On BERT, the remote NVIDIA DGX A100 system achieved up to 96% of maximum local performance, but was slowed down by having to wait for the CPU to complete some tasks. We achieved 100% in the ResNet-50 test for computer vision processed exclusively on GPUs.

Both results are due in large part to software such as the NVIDIA Quantum Infiniband network, NVIDIA ConnectX SmartNIC, and NVIDIA GPUDirect.

Orin shows 3.2x gain on edge

Separately, the NVIDIA Jetson AGX Orin system-on-module delivers up to 63% improvement in energy efficiency and 81% improvement in performance compared to results from a year ago. Jetson AGX Orin provides inference when low power levels of AI are required in confined spaces, such as battery-powered systems.

Jetson AGX Orin AI Inference Performance on MLPerf Benchmark

For applications that require a smaller module with lower power consumption, the Jetson Orin NX 16G shines with its benchmark debut. Delivering up to 3.2x the performance of his Jetson Xavier NX processor of the previous generation.

Extensive NVIDIA AI Ecosystem

MLPerf results show that NVIDIA AI is powered by the industry’s broadest machine learning ecosystem.
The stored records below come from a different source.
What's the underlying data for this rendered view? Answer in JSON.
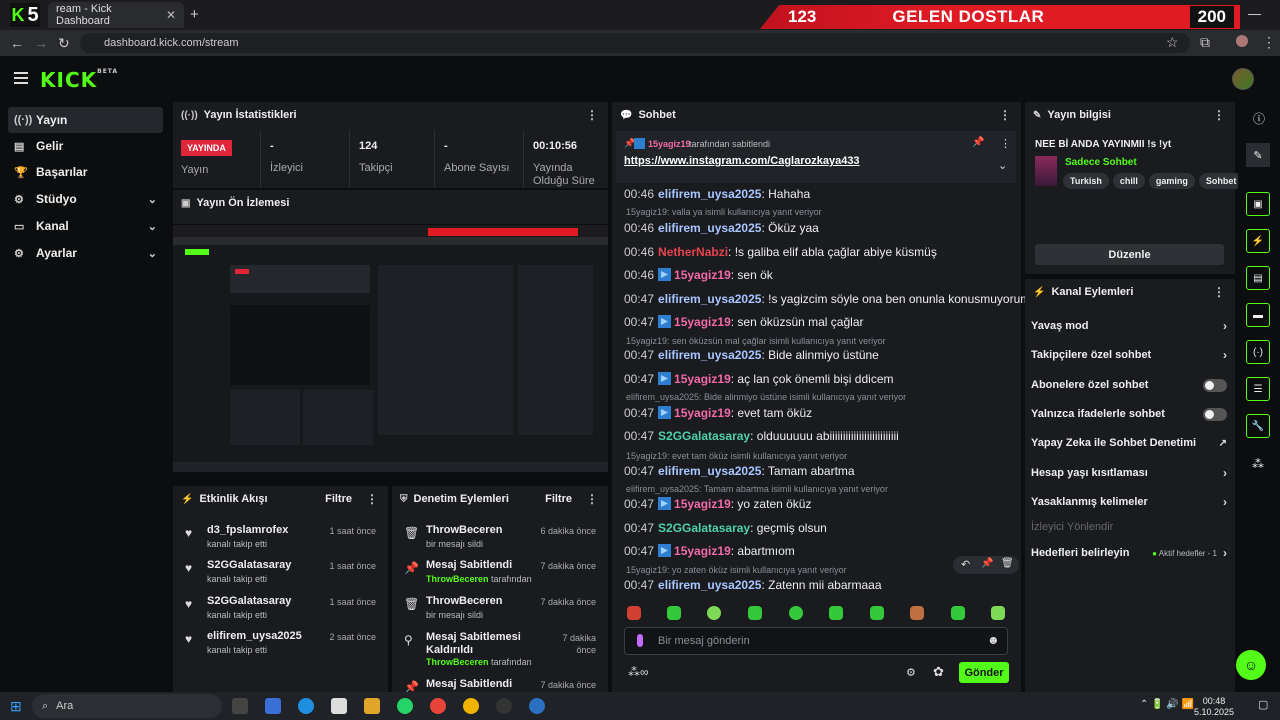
{
  "browser": {
    "tab_number": "5",
    "tab_title": "ream - Kick Dashboard",
    "url": "dashboard.kick.com/stream",
    "overlay": {
      "left_count": "123",
      "title": "GELEN DOSTLAR",
      "right_count": "200"
    }
  },
  "nav": {
    "items": [
      {
        "label": "Yayın",
        "icon": "broadcast-icon"
      },
      {
        "label": "Gelir",
        "icon": "revenue-icon"
      },
      {
        "label": "Başarılar",
        "icon": "trophy-icon"
      },
      {
        "label": "Stüdyo",
        "icon": "studio-icon"
      },
      {
        "label": "Kanal",
        "icon": "channel-icon"
      },
      {
        "label": "Ayarlar",
        "icon": "gear-icon"
      }
    ]
  },
  "stats": {
    "title": "Yayın İstatistikleri",
    "live_badge": "YAYINDA",
    "live_label": "Yayın",
    "viewers_value": "-",
    "viewers_label": "İzleyici",
    "followers_value": "124",
    "followers_label": "Takipçi",
    "subs_value": "-",
    "subs_label": "Abone Sayısı",
    "duration_value": "00:10:56",
    "duration_label": "Yayında Olduğu Süre"
  },
  "preview": {
    "title": "Yayın Ön İzlemesi"
  },
  "activity": {
    "title": "Etkinlik Akışı",
    "filter": "Filtre",
    "rows": [
      {
        "name": "d3_fpslamrofex",
        "sub": "kanalı takip etti",
        "time": "1 saat önce"
      },
      {
        "name": "S2GGalatasaray",
        "sub": "kanalı takip etti",
        "time": "1 saat önce"
      },
      {
        "name": "S2GGalatasaray",
        "sub": "kanalı takip etti",
        "time": "1 saat önce"
      },
      {
        "name": "elifirem_uysa2025",
        "sub": "kanalı takip etti",
        "time": "2 saat önce"
      }
    ]
  },
  "moderation": {
    "title": "Denetim Eylemleri",
    "filter": "Filtre",
    "rows": [
      {
        "name": "ThrowBeceren",
        "sub": "bir mesajı sildi",
        "time": "6 dakika önce"
      },
      {
        "name": "Mesaj Sabitlendi",
        "sub_user": "ThrowBeceren",
        "sub": "tarafından",
        "time": "7 dakika önce"
      },
      {
        "name": "ThrowBeceren",
        "sub": "bir mesajı sildi",
        "time": "7 dakika önce"
      },
      {
        "name": "Mesaj Sabitlemesi Kaldırıldı",
        "sub_user": "ThrowBeceren",
        "sub": "tarafından",
        "time": "7 dakika önce"
      },
      {
        "name": "Mesaj Sabitlendi",
        "time": "7 dakika önce"
      }
    ]
  },
  "chat": {
    "title": "Sohbet",
    "pinned_by": "15yagiz19",
    "pinned_by_suffix": "tarafından sabitlendi",
    "pinned_link": "https://www.instagram.com/Caglarozkaya433",
    "lines": [
      {
        "time": "00:46",
        "user": "elifirem_uysa2025",
        "color": "#a9c6ff",
        "text": "Hahaha"
      },
      {
        "reply": "15yagiz19: valla ya isimli kullanıcıya yanıt veriyor"
      },
      {
        "time": "00:46",
        "user": "elifirem_uysa2025",
        "color": "#a9c6ff",
        "text": "Öküz yaa"
      },
      {
        "time": "00:46",
        "user": "NetherNabzi",
        "color": "#e8434f",
        "text": "!s galiba elif abla çağlar abiye küsmüş"
      },
      {
        "time": "00:46",
        "user": "15yagiz19",
        "color": "#f46aa8",
        "badge": true,
        "text": "sen ök"
      },
      {
        "time": "00:47",
        "user": "elifirem_uysa2025",
        "color": "#a9c6ff",
        "text": "!s yagizcim söyle ona ben onunla konusmuyorum"
      },
      {
        "time": "00:47",
        "user": "15yagiz19",
        "color": "#f46aa8",
        "badge": true,
        "text": "sen öküzsün mal çağlar"
      },
      {
        "reply": "15yagiz19: sen öküzsün mal çağlar isimli kullanıcıya yanıt veriyor"
      },
      {
        "time": "00:47",
        "user": "elifirem_uysa2025",
        "color": "#a9c6ff",
        "text": "Bide alinmiyo üstüne"
      },
      {
        "time": "00:47",
        "user": "15yagiz19",
        "color": "#f46aa8",
        "badge": true,
        "text": "aç lan çok önemli bişi ddicem"
      },
      {
        "reply": "elifirem_uysa2025: Bide alinmiyo üstüne isimli kullanıcıya yanıt veriyor"
      },
      {
        "time": "00:47",
        "user": "15yagiz19",
        "color": "#f46aa8",
        "badge": true,
        "text": "evet tam öküz"
      },
      {
        "time": "00:47",
        "user": "S2GGalatasaray",
        "color": "#4fd1a6",
        "text": "olduuuuuu abiiiiiiiiiiiiiiiiiiiiiiiiii"
      },
      {
        "reply": "15yagiz19: evet tam öküz isimli kullanıcıya yanıt veriyor"
      },
      {
        "time": "00:47",
        "user": "elifirem_uysa2025",
        "color": "#a9c6ff",
        "text": "Tamam abartma"
      },
      {
        "reply": "elifirem_uysa2025: Tamam abartma isimli kullanıcıya yanıt veriyor"
      },
      {
        "time": "00:47",
        "user": "15yagiz19",
        "color": "#f46aa8",
        "badge": true,
        "text": "yo zaten öküz"
      },
      {
        "time": "00:47",
        "user": "S2GGalatasaray",
        "color": "#4fd1a6",
        "text": "geçmiş olsun"
      },
      {
        "time": "00:47",
        "user": "15yagiz19",
        "color": "#f46aa8",
        "badge": true,
        "text": "abartmıom"
      },
      {
        "reply": "15yagiz19: yo zaten öküz isimli kullanıcıya yanıt veriyor"
      },
      {
        "time": "00:47",
        "user": "elifirem_uysa2025",
        "color": "#a9c6ff",
        "text": "Zatenn mii abarmaaa"
      }
    ],
    "input_placeholder": "Bir mesaj gönderin",
    "send_label": "Gönder"
  },
  "stream_info": {
    "title": "Yayın bilgisi",
    "stream_title": "NEE Bİ ANDA YAYINMII !s !yt",
    "category": "Sadece Sohbet",
    "tags": [
      "Turkish",
      "chill",
      "gaming",
      "Sohbet"
    ],
    "edit_label": "Düzenle"
  },
  "channel_actions": {
    "title": "Kanal Eylemleri",
    "items": [
      {
        "label": "Yavaş mod",
        "type": "chevron"
      },
      {
        "label": "Takipçilere özel sohbet",
        "type": "chevron"
      },
      {
        "label": "Abonelere özel sohbet",
        "type": "toggle"
      },
      {
        "label": "Yalnızca ifadelerle sohbet",
        "type": "toggle"
      },
      {
        "label": "Yapay Zeka ile Sohbet Denetimi",
        "type": "external"
      },
      {
        "label": "Hesap yaşı kısıtlaması",
        "type": "chevron"
      },
      {
        "label": "Yasaklanmış kelimeler",
        "type": "chevron"
      }
    ],
    "disabled_item": "İzleyici Yönlendir",
    "goals_label": "Hedefleri belirleyin",
    "goals_status": "Aktif hedefler - 1"
  },
  "taskbar": {
    "search_placeholder": "Ara",
    "time": "00:48",
    "date": "5.10.2025"
  },
  "colors": {
    "accent": "#53fc18",
    "live": "#e0243a",
    "panel": "#191b1f"
  }
}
Ten companies submitted results for the NVIDIA platform in this round. They were provided by Microsoft Azure cloud service and system manufacturers such as ASUS, Dell Technologies, GIGABYTE, H3C, Lenovo, Nettrix, Supermicro and xFusion.

Their research shows that users can get great performance with NVIDIA AI both in the cloud and on servers running in their own data centers.
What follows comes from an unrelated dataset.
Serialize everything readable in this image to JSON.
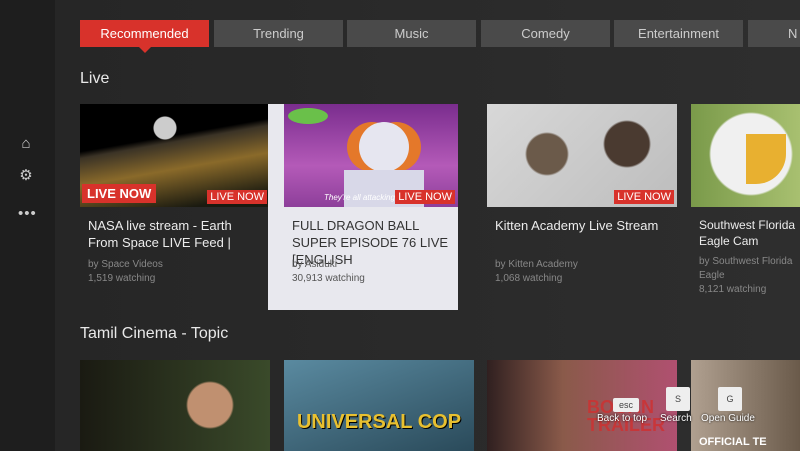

NVIDIA partners participate in MLPerf because they know it is a valuable tool for customers evaluating AI platforms and vendors. The latest round results show that the performance they currently offer will grow with his NVIDIA platform.

Users want versatile performance

NVIDIA AI is the only platform to run all MLPerf inference workloads and scenarios in data center and edge computing. Its versatile performance and efficiency make users a true winner.

Real-world applications typically employ many different types of neural networks and often need to provide answers in real time.

For example, an AI application might need to understand a user’s voice requests, classify images, make recommendations, and deliver responses as voice messages in a human voice. Each step requires a different type of AI model.

MLPerf benchmarks cover these and other common AI workloads. As such, this testing provides IT decision makers with reliable and flexible deployment performance.

Testing is transparent and objective, allowing users to make informed purchasing decisions based on MLPerf results. Benchmarks are endorsed by a wide range of groups including Arm, Baidu, Facebook AI, Google, Harvard, Intel, Microsoft, Stanford, and the University of Toronto.

Software that can be used

NVIDIA AI Enterprise, the software layer of the NVIDIA AI platform, not only enables users to get optimized performance from their infrastructure investments, it also provides the enterprise power needed to run AI in enterprise data centers. Ensure grade support, security, and reliability.

All the software used for these tests is available from the MLPerf repository, so anyone can get these world-class results.

Optimizations are continuously built into the containers available in NGC, NVIDIA’s catalog of GPU-accelerated software. This catalog hosts NVIDIA TensorRT, which is used in all submissions of this round to optimize AI inference.

Read this technical blog to dive deeper into the optimizations that drive the performance and efficiency of NVIDIA’s MLPerf.